A fronte di questo scarno quadro assertivo e probatorio, la reiterata richiesta di consulenza grafologica si rivela inammissibilmente esplorativa.

Tutte le argomentazioni sopra espresse possono essere pedissequamente estese anche in relazione alla ulteriore domanda di pronuncia di indegnità a succedere in capo a M.A..

Infatti, non solo non vi è prova che la scheda testamentaria di D.P.R. sia stata redatta dal M.A. per le ragioni su esposte, ma nemmeno risulta essere stata fornita specifica dimostrazione circa la sussistenza, a carico del suddetto convenuto, di una delle condotte valevoli a dare luogo ad una pronuncia di indegnità a succedere, ai sensi dell’art. 463 c.c.

Per le dirimenti ragioni che precedono, in cui resta assorbita ogni altra questione, la domanda attorea va, dunque, rigettata.

Per il principio della “ragione più liquida” – in forza del quale è consentito al giudicante di sostituire il profilo dell’evidenza a quello dell’ordine delle questioni da trattare, di cui all’art. 276 c.p.c., in una prospettiva aderente alle esigenze di economia processuale e di celerità del giudizio, valorizzate dall’art. 111 Cost. (Cfr., in tal senso, fra le più recenti: Cass. n. 17214 del 16; Cass. n. 23160 del 2015Cass.
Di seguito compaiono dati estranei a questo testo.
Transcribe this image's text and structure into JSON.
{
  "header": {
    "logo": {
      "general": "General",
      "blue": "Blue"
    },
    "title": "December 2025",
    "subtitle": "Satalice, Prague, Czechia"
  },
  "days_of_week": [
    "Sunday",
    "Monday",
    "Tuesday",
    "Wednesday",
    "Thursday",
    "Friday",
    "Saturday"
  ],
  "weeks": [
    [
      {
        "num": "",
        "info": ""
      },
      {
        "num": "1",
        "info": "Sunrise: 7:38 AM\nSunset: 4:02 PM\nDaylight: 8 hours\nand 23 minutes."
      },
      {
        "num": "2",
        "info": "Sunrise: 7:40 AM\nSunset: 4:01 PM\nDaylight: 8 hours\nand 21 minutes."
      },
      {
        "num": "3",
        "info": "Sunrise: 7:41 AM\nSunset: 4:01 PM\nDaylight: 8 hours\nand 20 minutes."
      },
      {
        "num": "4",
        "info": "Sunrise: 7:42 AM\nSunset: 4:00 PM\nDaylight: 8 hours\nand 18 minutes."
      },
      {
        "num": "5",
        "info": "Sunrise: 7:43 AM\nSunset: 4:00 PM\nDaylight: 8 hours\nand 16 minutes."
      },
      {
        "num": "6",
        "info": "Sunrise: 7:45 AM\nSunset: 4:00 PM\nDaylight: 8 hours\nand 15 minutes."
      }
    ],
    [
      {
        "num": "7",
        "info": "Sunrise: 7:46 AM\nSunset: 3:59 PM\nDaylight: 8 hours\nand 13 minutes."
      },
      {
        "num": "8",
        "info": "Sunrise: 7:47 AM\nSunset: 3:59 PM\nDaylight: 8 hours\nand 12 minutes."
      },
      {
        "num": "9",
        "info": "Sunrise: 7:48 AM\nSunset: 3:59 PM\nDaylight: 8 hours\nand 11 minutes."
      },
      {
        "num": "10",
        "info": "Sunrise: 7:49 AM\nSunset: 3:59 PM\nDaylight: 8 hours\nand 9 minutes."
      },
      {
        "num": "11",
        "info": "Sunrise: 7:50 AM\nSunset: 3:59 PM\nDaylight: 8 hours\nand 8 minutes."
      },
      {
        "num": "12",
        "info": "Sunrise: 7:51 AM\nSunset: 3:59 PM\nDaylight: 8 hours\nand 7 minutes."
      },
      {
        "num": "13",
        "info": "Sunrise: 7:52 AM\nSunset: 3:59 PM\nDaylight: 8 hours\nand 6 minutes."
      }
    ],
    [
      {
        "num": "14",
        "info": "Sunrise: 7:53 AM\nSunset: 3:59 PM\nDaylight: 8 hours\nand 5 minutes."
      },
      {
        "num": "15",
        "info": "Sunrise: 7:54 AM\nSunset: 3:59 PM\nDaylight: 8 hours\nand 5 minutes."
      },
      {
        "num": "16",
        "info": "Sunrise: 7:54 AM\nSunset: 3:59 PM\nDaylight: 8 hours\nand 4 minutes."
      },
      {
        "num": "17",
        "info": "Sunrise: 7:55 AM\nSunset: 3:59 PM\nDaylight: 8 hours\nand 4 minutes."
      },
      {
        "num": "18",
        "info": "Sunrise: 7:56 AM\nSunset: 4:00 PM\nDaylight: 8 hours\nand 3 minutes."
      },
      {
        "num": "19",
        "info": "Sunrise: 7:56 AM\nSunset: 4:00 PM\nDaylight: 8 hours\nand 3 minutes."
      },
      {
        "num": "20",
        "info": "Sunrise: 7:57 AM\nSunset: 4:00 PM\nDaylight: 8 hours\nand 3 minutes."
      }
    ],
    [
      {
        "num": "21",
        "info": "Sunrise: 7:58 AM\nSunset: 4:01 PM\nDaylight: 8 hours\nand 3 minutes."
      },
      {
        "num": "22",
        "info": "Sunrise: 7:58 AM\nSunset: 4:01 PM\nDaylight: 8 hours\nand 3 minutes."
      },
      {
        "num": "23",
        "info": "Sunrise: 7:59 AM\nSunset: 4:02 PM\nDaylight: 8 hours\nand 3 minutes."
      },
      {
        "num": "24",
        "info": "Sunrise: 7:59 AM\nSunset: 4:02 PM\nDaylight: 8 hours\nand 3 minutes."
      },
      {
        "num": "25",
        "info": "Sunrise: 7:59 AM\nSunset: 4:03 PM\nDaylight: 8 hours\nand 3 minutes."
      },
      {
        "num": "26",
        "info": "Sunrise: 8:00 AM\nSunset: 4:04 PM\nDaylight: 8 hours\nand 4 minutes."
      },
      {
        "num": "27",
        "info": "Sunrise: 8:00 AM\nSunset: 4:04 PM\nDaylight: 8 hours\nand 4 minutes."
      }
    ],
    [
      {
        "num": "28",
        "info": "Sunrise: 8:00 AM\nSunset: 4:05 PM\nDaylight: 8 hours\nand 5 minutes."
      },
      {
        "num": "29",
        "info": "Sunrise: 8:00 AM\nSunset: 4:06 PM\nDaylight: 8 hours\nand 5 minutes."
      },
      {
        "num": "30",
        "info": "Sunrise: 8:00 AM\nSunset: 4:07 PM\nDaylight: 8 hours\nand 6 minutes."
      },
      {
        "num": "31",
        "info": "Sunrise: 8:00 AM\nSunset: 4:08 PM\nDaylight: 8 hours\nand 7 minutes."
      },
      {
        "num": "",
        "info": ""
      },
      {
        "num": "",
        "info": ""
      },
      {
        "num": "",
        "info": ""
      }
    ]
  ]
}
Sez. Un. n. 9936 del 2014Cass. Sez. Un. ord. n. 23542 del 2015) – reputa questo Collegio che la causa possa essere decisa sulla base delle questioni sopra affrontate, ritenute di più agevole soluzione, senza che sia necessario esaminare previamente le altre.

Le spese seguono la soccombenza e vanno liquidate come da dispositivo, in applicazione dei valori medi (giustificati dalla sostanziale ripetitività delle difese) suggeriti dai vigenti parametri forensi (scaglione indeterminabile, complessità media).

Le spese tra l’attrice e le parti convenute contumaci sono da ritenersi compensate.

P.Q.M.

Il Tribunale di Rovigo, definitivamente pronunciando nella causa civile di cui in epigrafe, ogni altra domanda, eccezione e conclusione rigettata ovvero assorbita così provvede:

– rigetta la domanda proposta da D.P.R. e da D.P.F. e D.B.M.T.;

– condanna D.P.R., D.P.F. e M.T.D.B., in solido tra loro, alla rifusione delle spese processuali sostenute dalla convenuta M.F. e dai convenuti M.P., B.N., B.F. e M.M.E.M., che liquida in favore di ciascuna delle due parti in Euro 4.835 per compenso, oltre rimborso forfettario 15%(percento), CNA ed IVA come per legge;

– dichiara compensate le spese di lite fra la parte attrice e le parti convenute rimaste contumaci.

Conclusione

Cosi deciso in Rovigo, camera di consiglio del 4 novembre 2020.

Depositata in Cancelleria il 14 gennaio 2021.